Premium Feature Issue

My dad, Pat Brogan

Pat Brogan
Tony Brogan writes a moving tribute to his father Pat Brogan, who died from coronavirus last week

I’M desperately sorry to report that my father Pat Brogan, a popular middleweight in the 1970s and a well-known promoter, trainer and manager, passed away from coronavirus on Wednesday May 20 in the early hours, aged 77, at Royal Stoke University Hospital. He had 53 pro fights and fought the likes of Maurice Hope and Alan Minter and in the amateur ranks he fought John Conteh. My dad and John remained close friends right up until the end. In fact, John facetimed him in the hospital on his very last day just hours before he passed away.

Dad – whose pro record was 26-23-4 – was managed first by Tommy Miller and then for the second half of his career by Ernie Fossey. He was always in peak condition and would take any fight at short notice anywhere in the country. Dad promoted, managed and trained fighters from 1978 right up until 2002. He promoted 55 shows, mainly in and around Stoke but also some further afield. His regular Sporting Club in Stoke was called the Stoke European Sporting Club, where many future champions appeared.

He also promoted some live shows on ITV Sport with Frank Warren in Frank’s earlier promoting days. He was one of the first to show fights on cable TV on Screensport in the mid 80s before BSKYB arrived. As well as showcasing British fighters, they ran a regular feature on up and coming American fighters on each broadcast, where I first saw a young Mike Tyson well before he was known in the UK outside boxing circles. 

Everybody in the British boxing world in the 80’s and 90’s knew my dad. I remember the likes of Brendan Ingle, Frank Maloney, Wally Swift, Jimmy Gill, Phil Martin and so many other great characters from the boxing world attending his shows with their fighters. Brendan used to often bring boxers like Prince Naseem Hamed and Johnny Nelson with him to my dad’s shows just to support the other Sheffield fighters appearing. My dad promoted Johnny’s first British title fight, in Stoke, against Ian Bulloch.

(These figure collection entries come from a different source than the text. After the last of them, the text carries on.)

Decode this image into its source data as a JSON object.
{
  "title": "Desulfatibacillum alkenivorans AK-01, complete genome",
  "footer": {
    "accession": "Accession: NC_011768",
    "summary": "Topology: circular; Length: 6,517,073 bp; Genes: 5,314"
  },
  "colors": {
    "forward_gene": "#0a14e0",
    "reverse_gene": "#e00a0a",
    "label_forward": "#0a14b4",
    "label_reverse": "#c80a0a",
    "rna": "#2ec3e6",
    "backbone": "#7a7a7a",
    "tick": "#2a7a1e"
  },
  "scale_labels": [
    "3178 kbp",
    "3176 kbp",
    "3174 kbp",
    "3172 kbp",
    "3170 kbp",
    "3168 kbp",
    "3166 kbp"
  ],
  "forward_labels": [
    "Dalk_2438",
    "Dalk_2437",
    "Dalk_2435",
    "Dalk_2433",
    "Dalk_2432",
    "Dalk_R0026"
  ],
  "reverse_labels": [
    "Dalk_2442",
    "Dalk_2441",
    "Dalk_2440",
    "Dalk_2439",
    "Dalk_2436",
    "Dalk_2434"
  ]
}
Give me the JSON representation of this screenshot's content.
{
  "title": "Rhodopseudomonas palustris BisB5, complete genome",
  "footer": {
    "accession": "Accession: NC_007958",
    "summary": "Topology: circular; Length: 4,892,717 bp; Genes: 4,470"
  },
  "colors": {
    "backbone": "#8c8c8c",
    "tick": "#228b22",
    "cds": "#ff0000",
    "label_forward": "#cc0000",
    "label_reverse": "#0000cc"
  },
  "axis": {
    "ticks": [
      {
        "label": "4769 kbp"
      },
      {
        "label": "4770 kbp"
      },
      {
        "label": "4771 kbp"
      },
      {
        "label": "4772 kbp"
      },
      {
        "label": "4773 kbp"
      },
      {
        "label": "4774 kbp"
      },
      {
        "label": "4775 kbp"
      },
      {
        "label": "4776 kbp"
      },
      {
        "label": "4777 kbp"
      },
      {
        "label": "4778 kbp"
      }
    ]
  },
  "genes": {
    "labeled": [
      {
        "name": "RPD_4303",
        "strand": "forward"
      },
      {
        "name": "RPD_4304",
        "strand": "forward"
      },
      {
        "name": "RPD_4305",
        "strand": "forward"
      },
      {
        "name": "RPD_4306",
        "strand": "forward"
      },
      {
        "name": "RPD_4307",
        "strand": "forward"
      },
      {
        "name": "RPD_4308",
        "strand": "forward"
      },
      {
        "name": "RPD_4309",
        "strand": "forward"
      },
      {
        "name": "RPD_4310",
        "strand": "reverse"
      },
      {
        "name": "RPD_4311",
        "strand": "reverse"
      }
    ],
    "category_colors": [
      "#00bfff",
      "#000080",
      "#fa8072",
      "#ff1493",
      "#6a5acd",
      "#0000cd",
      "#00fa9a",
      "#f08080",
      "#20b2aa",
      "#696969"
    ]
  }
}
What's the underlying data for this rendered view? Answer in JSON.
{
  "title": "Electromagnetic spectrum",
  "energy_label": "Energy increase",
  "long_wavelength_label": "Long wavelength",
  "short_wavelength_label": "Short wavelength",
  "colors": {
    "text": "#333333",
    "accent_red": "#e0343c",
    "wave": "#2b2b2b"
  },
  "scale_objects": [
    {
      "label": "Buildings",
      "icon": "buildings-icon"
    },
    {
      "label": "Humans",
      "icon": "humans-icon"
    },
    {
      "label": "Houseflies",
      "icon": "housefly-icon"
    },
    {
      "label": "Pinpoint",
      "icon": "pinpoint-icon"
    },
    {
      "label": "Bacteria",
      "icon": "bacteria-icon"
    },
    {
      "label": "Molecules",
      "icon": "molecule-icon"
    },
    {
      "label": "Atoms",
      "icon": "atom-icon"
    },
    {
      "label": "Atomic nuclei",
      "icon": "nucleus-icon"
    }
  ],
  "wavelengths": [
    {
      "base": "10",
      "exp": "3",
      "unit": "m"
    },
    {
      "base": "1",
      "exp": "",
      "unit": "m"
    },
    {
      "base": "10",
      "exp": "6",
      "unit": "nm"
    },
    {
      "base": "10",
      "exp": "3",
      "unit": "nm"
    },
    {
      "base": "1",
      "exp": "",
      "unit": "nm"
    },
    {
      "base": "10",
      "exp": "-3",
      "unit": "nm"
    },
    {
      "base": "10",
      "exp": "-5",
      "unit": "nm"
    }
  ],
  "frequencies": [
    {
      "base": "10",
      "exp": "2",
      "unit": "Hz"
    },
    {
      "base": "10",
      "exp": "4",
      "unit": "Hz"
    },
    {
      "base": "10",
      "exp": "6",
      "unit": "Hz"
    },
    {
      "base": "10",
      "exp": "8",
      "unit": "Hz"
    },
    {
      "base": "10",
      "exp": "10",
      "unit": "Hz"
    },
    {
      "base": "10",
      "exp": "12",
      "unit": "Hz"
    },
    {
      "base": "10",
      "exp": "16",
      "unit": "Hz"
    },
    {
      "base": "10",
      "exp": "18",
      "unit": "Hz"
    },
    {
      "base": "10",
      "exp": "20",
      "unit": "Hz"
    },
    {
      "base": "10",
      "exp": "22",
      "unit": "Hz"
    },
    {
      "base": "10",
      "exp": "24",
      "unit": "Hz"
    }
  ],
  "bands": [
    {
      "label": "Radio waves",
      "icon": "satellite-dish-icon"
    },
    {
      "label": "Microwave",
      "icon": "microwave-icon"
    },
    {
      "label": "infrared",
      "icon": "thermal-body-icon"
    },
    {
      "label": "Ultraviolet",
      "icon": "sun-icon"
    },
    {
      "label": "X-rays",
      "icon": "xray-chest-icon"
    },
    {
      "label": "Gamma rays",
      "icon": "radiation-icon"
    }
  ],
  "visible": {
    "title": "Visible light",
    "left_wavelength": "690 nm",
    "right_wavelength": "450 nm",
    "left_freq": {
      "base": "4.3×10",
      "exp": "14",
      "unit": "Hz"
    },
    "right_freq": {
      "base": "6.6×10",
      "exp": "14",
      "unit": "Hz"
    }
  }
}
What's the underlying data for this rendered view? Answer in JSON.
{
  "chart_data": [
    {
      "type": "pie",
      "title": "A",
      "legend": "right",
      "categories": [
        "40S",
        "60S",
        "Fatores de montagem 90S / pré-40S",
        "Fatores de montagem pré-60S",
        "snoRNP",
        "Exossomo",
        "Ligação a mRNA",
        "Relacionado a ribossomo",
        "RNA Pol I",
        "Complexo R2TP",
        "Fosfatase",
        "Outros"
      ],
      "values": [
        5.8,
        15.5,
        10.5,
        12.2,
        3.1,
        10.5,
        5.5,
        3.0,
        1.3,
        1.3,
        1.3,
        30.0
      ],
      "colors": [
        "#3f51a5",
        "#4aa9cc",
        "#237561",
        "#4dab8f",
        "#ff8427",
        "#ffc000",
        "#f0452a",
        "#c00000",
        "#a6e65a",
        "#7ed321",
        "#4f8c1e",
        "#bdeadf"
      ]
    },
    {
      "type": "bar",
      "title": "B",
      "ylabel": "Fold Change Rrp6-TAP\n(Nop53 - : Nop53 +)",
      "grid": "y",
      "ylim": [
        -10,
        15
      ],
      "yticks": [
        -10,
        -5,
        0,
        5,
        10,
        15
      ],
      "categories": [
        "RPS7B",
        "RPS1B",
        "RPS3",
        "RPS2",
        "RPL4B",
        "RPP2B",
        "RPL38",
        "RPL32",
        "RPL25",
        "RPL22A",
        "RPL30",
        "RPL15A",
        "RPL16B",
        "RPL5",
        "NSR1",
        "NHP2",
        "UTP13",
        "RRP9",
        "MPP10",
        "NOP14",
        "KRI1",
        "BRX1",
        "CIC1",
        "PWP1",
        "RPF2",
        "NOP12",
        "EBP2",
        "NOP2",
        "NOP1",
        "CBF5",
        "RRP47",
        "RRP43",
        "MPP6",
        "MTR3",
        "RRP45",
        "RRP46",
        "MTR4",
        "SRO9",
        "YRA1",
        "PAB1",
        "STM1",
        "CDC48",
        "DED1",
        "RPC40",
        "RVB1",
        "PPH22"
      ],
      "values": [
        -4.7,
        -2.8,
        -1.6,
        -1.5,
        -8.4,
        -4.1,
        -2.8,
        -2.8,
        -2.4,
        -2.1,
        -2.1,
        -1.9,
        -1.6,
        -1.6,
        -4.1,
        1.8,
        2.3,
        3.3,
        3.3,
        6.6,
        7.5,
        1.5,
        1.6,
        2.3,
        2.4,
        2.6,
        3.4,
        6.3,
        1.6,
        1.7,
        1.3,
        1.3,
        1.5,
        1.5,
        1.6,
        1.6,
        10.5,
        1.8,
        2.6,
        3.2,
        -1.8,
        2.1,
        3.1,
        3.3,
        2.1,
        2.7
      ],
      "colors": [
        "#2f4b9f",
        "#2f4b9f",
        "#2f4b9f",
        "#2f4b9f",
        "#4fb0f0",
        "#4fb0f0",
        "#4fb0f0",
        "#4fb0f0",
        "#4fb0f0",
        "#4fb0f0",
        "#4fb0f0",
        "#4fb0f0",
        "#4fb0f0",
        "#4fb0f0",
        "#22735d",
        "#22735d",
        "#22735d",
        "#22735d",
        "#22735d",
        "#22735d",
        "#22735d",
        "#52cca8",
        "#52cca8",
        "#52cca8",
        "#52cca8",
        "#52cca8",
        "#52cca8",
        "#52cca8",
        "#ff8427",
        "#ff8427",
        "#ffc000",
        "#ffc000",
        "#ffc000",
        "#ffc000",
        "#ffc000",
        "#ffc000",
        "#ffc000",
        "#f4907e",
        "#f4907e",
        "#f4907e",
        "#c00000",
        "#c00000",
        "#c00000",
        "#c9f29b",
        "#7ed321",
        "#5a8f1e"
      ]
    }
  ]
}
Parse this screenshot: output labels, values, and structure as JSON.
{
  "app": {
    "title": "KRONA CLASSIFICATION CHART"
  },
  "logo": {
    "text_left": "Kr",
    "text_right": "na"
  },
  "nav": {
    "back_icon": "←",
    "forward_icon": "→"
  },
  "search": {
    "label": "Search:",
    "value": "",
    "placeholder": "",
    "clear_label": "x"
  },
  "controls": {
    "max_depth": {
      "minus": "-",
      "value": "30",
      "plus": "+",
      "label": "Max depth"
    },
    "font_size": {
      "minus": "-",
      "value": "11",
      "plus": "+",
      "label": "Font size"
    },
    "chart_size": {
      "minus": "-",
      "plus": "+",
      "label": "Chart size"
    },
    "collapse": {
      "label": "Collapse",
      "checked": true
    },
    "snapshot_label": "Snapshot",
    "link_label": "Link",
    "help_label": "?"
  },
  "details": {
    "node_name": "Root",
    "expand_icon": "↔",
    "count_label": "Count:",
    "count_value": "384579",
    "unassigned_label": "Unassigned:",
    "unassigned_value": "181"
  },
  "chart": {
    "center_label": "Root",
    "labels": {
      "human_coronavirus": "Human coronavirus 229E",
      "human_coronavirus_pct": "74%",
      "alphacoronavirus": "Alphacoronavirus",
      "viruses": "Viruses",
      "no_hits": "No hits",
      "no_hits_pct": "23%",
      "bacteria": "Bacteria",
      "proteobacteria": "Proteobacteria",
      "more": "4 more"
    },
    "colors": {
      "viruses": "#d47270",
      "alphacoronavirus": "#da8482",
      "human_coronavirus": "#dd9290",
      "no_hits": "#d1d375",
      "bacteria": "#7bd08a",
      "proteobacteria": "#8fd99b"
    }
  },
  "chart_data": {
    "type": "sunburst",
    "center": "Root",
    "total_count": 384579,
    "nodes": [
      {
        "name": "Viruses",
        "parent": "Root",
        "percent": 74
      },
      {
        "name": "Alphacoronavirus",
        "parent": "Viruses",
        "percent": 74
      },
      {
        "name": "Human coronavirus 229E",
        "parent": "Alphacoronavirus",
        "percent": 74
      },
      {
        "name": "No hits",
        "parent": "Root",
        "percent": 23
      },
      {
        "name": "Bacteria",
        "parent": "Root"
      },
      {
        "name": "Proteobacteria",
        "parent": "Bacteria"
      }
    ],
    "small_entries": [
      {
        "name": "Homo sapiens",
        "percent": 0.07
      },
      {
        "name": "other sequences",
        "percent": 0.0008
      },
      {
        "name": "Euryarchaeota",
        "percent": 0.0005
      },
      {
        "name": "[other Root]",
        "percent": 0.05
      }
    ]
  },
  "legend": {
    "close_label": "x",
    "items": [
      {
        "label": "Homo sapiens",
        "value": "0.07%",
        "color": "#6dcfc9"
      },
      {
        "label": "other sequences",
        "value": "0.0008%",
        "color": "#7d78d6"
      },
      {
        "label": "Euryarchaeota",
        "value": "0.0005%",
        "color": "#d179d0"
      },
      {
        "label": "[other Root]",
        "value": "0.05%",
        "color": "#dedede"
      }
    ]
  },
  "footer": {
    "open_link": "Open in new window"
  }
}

It was because of my dad that I was able to meet many of my boxing heroes, such as Marvin Hagler, Tyson, Hamed plus many others. He would bring some of the biggest names in history to the UK for after dinner tours and he got on with them all. Hagler liked my dad so much he invited him to his wedding in Italy almost 20 years ago. My dad was of course delighted to attend. As well as Marvin, Jake LaMotta and Larry Holmes were among the fighters he worked with.

Even though he stopped promoting and managing in 2002 he still followed boxing regularly and was a regular reader of Boxing News. In his later years he often travelled to London to attend the LEBA meetings and received the Al Phillips Award for services to boxing in the past.

In my final facetime words with him on Tuesday evening, just hours before he passed away, the nurse turned the phone to his bedside table, and there with all the cards from family and friends was last week’s Boxing News with Prince Naseem on the cover.

I want to take this opportunity to pay tribute to his courage at the end. Ever the brave man, he took any potential decisions away from his family and told the doctors that he didn’t want to be induced into a coma, but wanted to leave this life with his mind still conscious to the last, which he did. Thank you to all the people from the boxing world who have written tributes on Facebook and social media. They truly are moving. It will be a comfort to his family going forward, knowing that so many boxing people thought such a lot of my dad, the one and only Pat Brogan. Thanks for so many great memories. Rest In Peace, Dad. We’ll never forget you.